RFID (Radio Frequency Identification) is the hot new technology businesses are now pooling their resources into. Every so often, a technological leap occurs which revolutionises the way business and industry operates. New procedures and methods arise, which results in an ‘adapt or die’ climate amongst those even vaguely affiliated with the technology sector, both consumers and producers. The main reason for the surge in interest in RFID technology is that is offers greater logistical control, or ‘traceability’ (Chonwatpol and Sharda, 2013). For example, tighter control within the manufacturing line is accessible through the use of RFID technology, achieved by creating ‘transparency’ throughout the line of production. Manufacturers can see exactly how much raw material is being converted into a work-in-progress, and then finally into the finished product. (Chonwatpol and Sharda, 2013). Essentially, this revolutionises the role of workers within the RFID initiated manufacturing industry. The role of the supervisor is altered to be more productive, as they have direct access to information regarding stock, progress and location. They can focus their efforts on managing the output of products and increasing yield, rather than ensuring the productivity of employees, creating an all-round, more efficient process. This is made possible by the comprehensive data tracking that RFID enables. For those still uncertain of the potential of RFID tagging, Apte et al. have coined a noteworthy, contemporary comparison. They suggest that RFID could be as revolutionary to operations as the introduction of the ATM was to the banking industry (Apte et al., 2010).

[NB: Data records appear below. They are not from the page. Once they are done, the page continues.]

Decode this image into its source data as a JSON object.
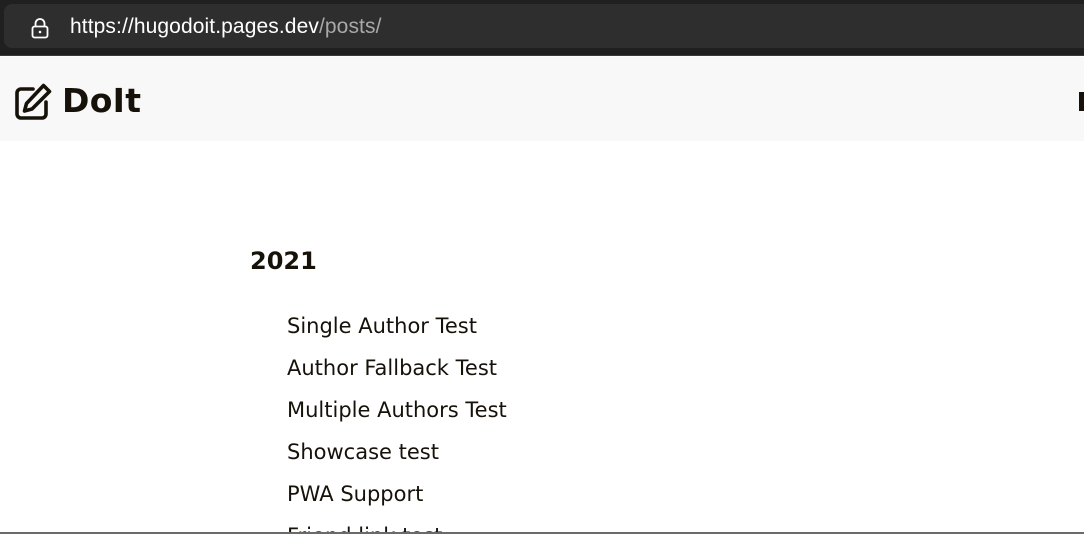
{
  "browser": {
    "url_scheme": "https://",
    "url_host": "hugodoit.pages.dev",
    "url_path": "/posts/",
    "lock_icon": "lock-icon"
  },
  "header": {
    "logo_icon": "edit-icon",
    "site_title": "DoIt"
  },
  "archive": {
    "year": "2021",
    "posts": [
      "Single Author Test",
      "Author Fallback Test",
      "Multiple Authors Test",
      "Showcase test",
      "PWA Support",
      "Friend link test"
    ]
  },
  "colors": {
    "chrome_bg": "#202020",
    "address_bg": "#2e2e2e",
    "header_bg": "#f8f8f8",
    "text": "#161209"
  }
}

For added clarity, the real world usefulness and deployment of RFID technology from companies like www.aidc-solutions.co.uk
will be examined. For the ease of the reader, these will be split into two categories, ‘security’ and ‘efficiency’.

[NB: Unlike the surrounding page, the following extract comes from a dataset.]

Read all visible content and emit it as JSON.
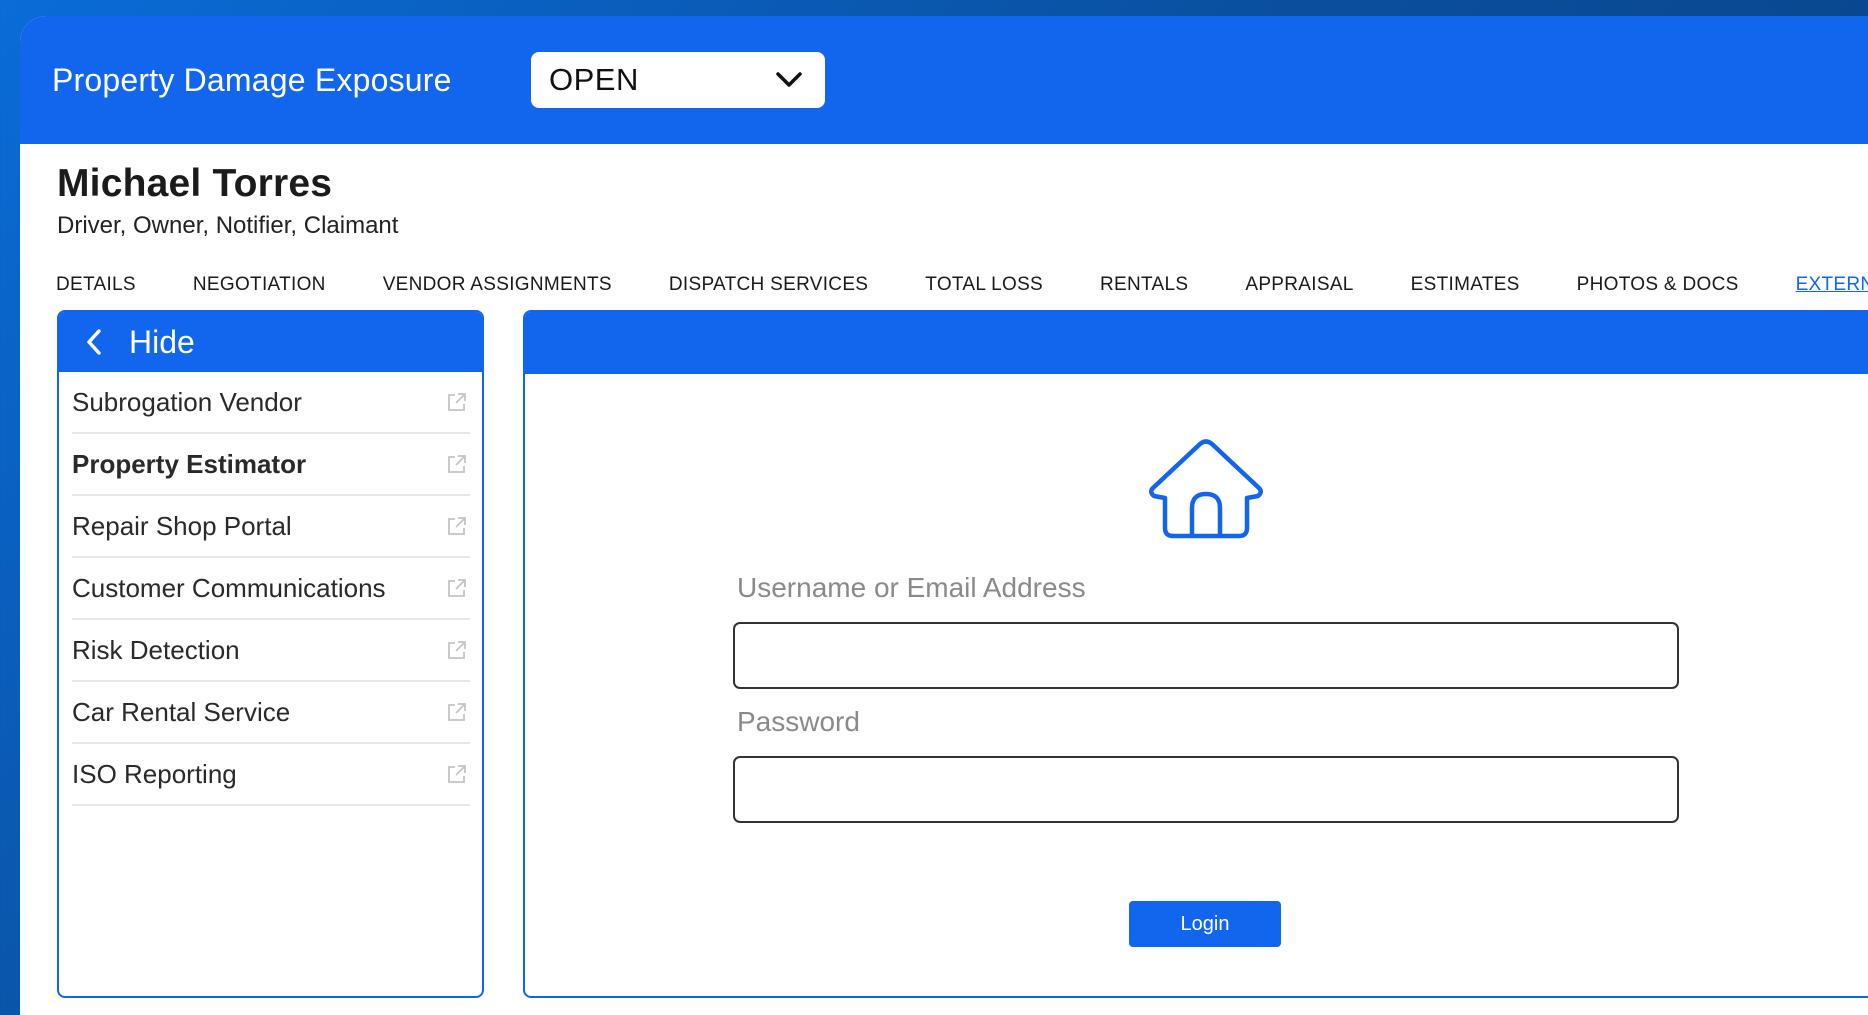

The uses of RFID technology in the realms of security are wide ranging, such as clamping down on stock theft. This is achieved by RFID tagging products, enabling an alarm to be sounded should the product be removed without legitimate authorisation. This may include authorisation given to an employee by a superior, or more simply, the purchase of an item. In a more extreme scenario, greater security is granted in the task of managing prisoners. RFID tagging enables location tracking and can even restrict the movement of prisoners, making the movement into unauthorised areas more difficult. The US army also famously uses RFID tagging to increase the security of military operations, imposing greater control and tracking of shipped supplies.
The security benefits are well documented and fairly commonsensical – the improvements RFID technologies bring is clear to see. However, the everyday consumer, the supermarket shopper, the credit card user, may think the surge in interest of RFID products may not affect them. Chances are it already has, without them realising, or will do in the very near future.
Within the UK there has been a huge emphasis placed upon ‘contactless payment’ systems, with banks who offer the technology, such as Barclays, pumping millions into the advertisement of contactless technology. However, what consumers do not realise, is that contactless payment is fuelled by RFID systems. Credit card industry leaders, Visa and Mastercard, have coined their own variants and branding of RFID technology (titled PayWave and Paypass, respectively), which they boast significantly reduces the time needed to complete a financial transaction. In addition to this, research suggests that consumers using contactless payments are likely to spend more, perhaps due to the efficiency in which payment is completed. The event of a supermarket with full RFID optimisation is also quite realistic. A trial store has been established, which thanks to the use of RFID tagged products, creates a fast and concise shopping experience. Information such as stock levels and expiry date can be stored electronically and shopping totals can be added up at the checkout in an instant. The warehousing and storage of stock is also being revolutionised by RFID technology, with companies such as AIDC Solutions offering full logistical RFID solutions. A good case to be made for the modernisation towards RFID systems can be seen within the instance of American Apparel, who after changing to RFID from a paper-based system, cut down on squandered staff hours, due to the reduction in human error, thanks to the new Radio Frequency Identification systems.
However, greater efficiency is not just related to commerce. RFID tags have been fitted in the steps of escalators in various London Underground tube stations in order to improve and streamline maintenance. Various information such as the age of the step and its service date are included within the tag, allowing a more precise and cost effective maintenance strategy to be developed.
These examples have barely scratched the surface of the possibilities of RFID tagging and only cover some of the most prominent examples. In light of this, one observation is clear and apparent across the board of all the cases given within this example. RFID technology contains the potential to optimise data collection, creating a new, seamless and transparent framework for industry and commerce to operate within.